Bununla birlikte, değişen faiz oranlarının gayrimenkulün çeşitli yönlerini etkilediğini belirtmek önemlidir. Yeni evinizin fiyatının ötesinde, faiz oranları sermayenin kullanılabilirliğini ve yatırım talebini de etkiler. Bu sermaye akımları mülk arz ve talebini etkiler ve bunun sonucunda mülk fiyatlarını etkiler.
Ayrıca, faiz oranları ikame yatırımlardan elde edilen getirileri de etkiler ve fiyatlar gayrimenkul yatırımlarının doğasında var olan riske uygun olarak değişir.

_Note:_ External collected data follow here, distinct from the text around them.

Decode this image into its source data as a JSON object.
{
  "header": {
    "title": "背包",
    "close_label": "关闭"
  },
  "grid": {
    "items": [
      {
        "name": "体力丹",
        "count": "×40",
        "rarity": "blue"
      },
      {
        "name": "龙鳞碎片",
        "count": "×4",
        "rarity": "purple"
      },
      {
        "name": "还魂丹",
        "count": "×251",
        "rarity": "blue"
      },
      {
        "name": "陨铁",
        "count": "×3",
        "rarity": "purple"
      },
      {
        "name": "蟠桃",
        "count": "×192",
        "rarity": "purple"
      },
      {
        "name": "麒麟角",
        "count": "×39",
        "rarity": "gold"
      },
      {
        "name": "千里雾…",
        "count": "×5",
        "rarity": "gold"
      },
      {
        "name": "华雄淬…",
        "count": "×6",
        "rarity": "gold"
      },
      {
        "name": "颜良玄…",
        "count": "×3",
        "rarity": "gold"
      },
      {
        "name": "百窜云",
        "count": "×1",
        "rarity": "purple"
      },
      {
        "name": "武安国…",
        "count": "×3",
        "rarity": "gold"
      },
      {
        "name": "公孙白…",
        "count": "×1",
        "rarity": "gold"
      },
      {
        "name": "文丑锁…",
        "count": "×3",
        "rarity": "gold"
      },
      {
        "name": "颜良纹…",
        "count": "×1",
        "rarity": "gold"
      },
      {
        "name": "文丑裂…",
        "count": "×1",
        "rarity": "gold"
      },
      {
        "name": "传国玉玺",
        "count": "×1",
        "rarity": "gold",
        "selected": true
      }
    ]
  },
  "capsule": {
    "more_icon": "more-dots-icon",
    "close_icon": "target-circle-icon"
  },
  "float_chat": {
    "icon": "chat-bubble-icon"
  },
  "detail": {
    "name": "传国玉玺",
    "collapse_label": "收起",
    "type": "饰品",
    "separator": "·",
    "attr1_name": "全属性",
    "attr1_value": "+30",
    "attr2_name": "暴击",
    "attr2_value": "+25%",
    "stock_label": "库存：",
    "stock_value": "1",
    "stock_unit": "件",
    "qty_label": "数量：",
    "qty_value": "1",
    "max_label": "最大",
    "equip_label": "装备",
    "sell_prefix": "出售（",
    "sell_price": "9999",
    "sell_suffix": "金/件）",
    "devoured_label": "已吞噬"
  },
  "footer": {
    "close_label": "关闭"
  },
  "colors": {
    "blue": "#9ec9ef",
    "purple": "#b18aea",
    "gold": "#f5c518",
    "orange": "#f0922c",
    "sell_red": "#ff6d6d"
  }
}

Gayrimenkul için gerekli getiri oranlarındaki bu değişiklikler kredi piyasalarındaki istikrarsızlık dönemlerinde de değişiklik göstermektedir. Yatırımcılar gelecekteki oranlardaki değişkenliği veya risk artışını öngördükçe, risk primleri genişleyerek mülk fiyatları üzerinde daha aşağı yönlü baskı yaratmaktadır.